À l’horizon 2027, la croissance économique globale devrait « rebondir fortement, à mesure que la production d’hydrocarbures s’intensifiera et que les activités non liées aux hydrocarbures reprendront, soutenues par la normalisation des flux touristiques et commerciaux », a ajouté le fonds.
Dans le même temps, l’inflation devrait également augmenter légèrement en 2026, en raison de la hausse des prix mondiaux de l’énergie et des produits alimentaires, avant de ralentir progressivement à moyen terme.
« Le solde budgétaire des administrations publiques devrait rester excédentaire en 2026, soutenu par des recettes pétrolières favorables et des pratiques budgétaires conservatrices », a déclaré M. Bakhache.
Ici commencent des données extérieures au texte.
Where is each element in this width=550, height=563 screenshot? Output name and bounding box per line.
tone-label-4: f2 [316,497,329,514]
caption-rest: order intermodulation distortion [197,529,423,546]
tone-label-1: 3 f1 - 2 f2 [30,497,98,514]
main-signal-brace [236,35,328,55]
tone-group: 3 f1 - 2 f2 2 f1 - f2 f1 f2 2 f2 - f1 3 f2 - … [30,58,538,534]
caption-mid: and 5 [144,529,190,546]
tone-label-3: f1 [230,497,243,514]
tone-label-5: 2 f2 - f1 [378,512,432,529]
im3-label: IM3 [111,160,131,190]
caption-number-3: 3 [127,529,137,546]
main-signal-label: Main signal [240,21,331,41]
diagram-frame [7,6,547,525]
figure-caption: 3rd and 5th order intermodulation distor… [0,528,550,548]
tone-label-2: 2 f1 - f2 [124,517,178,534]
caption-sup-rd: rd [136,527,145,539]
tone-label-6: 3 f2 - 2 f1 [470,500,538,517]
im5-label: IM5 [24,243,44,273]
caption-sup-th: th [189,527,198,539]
« Alors que l’excédent devrait diminuer, les prix élevés du pétrole, les dividendes versés en début de période et les mesures d’efficacité des dépenses aident à compenser les pressions sur les revenus liées au ralentissement de l’activité non pétrolière, même si le soutien ciblé aux secteurs et aux ménages touchés et les projets d’infrastructures prévus se poursuivent. »
Il a ajouté qu’une forte rentabilité et une meilleure liquidité ont laissé les secteurs public et privé « bien positionnés » pour faire face à l’impact du conflit.
« La promotion de la diversification et la poursuite des réformes structurelles restent essentielles pour soutenir la croissance », a déclaré M. Bakhache.
Une intégration commerciale plus approfondie, soutenue par les accords Cepa des Émirats arabes unis et des investissements soutenus dans la technologie et le capital humain, « renforcerait la croissance non pétrolière et soutiendrait la résilience aux chocs externes », a-t-il ajouté.